South Yorkshire Times – Saturday 12 December 1942
Japan’s Turn
Mr. Churchill’s message this week to British Far Eastern territories occupied by the Japanese left the enemy in the Pacific no illusions about the firmness of British purpose in this as in the Western theatre of the war.
” The growing power of the United Nations will press steadfastly on till she is stripped of her conquests, punished for her treachery and deprived of her powers of evil. Retribution was always sure. It is now growing near.”
In these words the Prime Minister expressed Britain’s inexorable determination to do considerably more than even the score in the Far East. Previously he had envisaged the final reckoning with Japan as the last reckoning of all in this great conflict, and this may well be so, but the reckoning will be no less thorough and exact for awaiting its turn in the inescapable order of things.

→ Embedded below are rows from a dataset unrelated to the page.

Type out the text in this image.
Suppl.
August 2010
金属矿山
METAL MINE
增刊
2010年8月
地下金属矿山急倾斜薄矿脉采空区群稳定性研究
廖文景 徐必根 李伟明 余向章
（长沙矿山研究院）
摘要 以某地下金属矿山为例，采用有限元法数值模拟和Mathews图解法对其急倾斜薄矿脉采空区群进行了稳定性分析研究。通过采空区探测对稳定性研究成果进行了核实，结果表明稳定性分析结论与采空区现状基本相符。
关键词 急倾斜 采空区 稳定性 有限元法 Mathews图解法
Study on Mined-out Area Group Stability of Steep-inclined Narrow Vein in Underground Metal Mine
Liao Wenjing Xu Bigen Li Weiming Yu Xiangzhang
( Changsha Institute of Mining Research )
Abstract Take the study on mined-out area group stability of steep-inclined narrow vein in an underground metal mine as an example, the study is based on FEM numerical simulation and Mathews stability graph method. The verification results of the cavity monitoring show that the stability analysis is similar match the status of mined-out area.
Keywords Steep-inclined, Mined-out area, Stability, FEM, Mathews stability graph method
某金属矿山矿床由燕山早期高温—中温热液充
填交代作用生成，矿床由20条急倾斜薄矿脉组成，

True to their national genius for thuggery on the grand scale, the Japanese, timing their treachery like Mussolini, nevertheless exceeded in grandiloquence the conception of the Duce’s stroke. Pearl Harbour gave them a flying start. The recent release of fuller details of this catastrophe reveals the damaging effect of this audacious attack. Time and prodigious effort afforded the only means of neutralising the blow, and it is to the great credit of the Americans that they not only gritted their teeth and set to work immediately to make up the leeway but also struck back violently and to admirable purpose with such strength as remained to them.
The result is that the marked improvement in the prospects of the United Nations in the West has not been achieved at the expense of further set-backs in the East. Much has been lost there and must be won back, but all went down in the first shock of surprise gained by Japanese treachery. Distance obviated rapid reinforcement, even if the Allies’ supply position had rendered such assistance possible. But ever since the landslide was checked the Japanese navy has been made the object of a campaign of attrition which has already seriously impaired its effectiveness.
United States Marines grimly entrenched in the Solomons, and shielded by strong sea and air forces have beaten off counter attack after counter attack. Japan has lost not only face, but effective footing in this strategic island group. Her efforts to bolster up what forces she has been able to retain in the Solomon have been terribly expensive in naval craft, which she can replace at a speed in no way comparable with that possible to America and Britain. It is not an extravagant comparison to set this wastage of sea power against the German wastage of man power on the Eastern front. The cumulative result is a draining of strength from Japan’s most powerful arm, the arm which has won all she has gained.
Thus it may be that while achieving victory in the West the Allies will have laid sound foundations for the ultimate denouement in the East. It is certainly not likely that the world-wide ramifications of the war will reach a common conclusion. Japan will cling to what she has seized with all the tenacity of a desperado, as witness the fanatical defence of the Buna and Gona beaches, but relentless forces are working her undoing. The fiery emblem of the Empire of the Rising Sun will be eclipsed by the smoke and dust of Japan’s own ruin.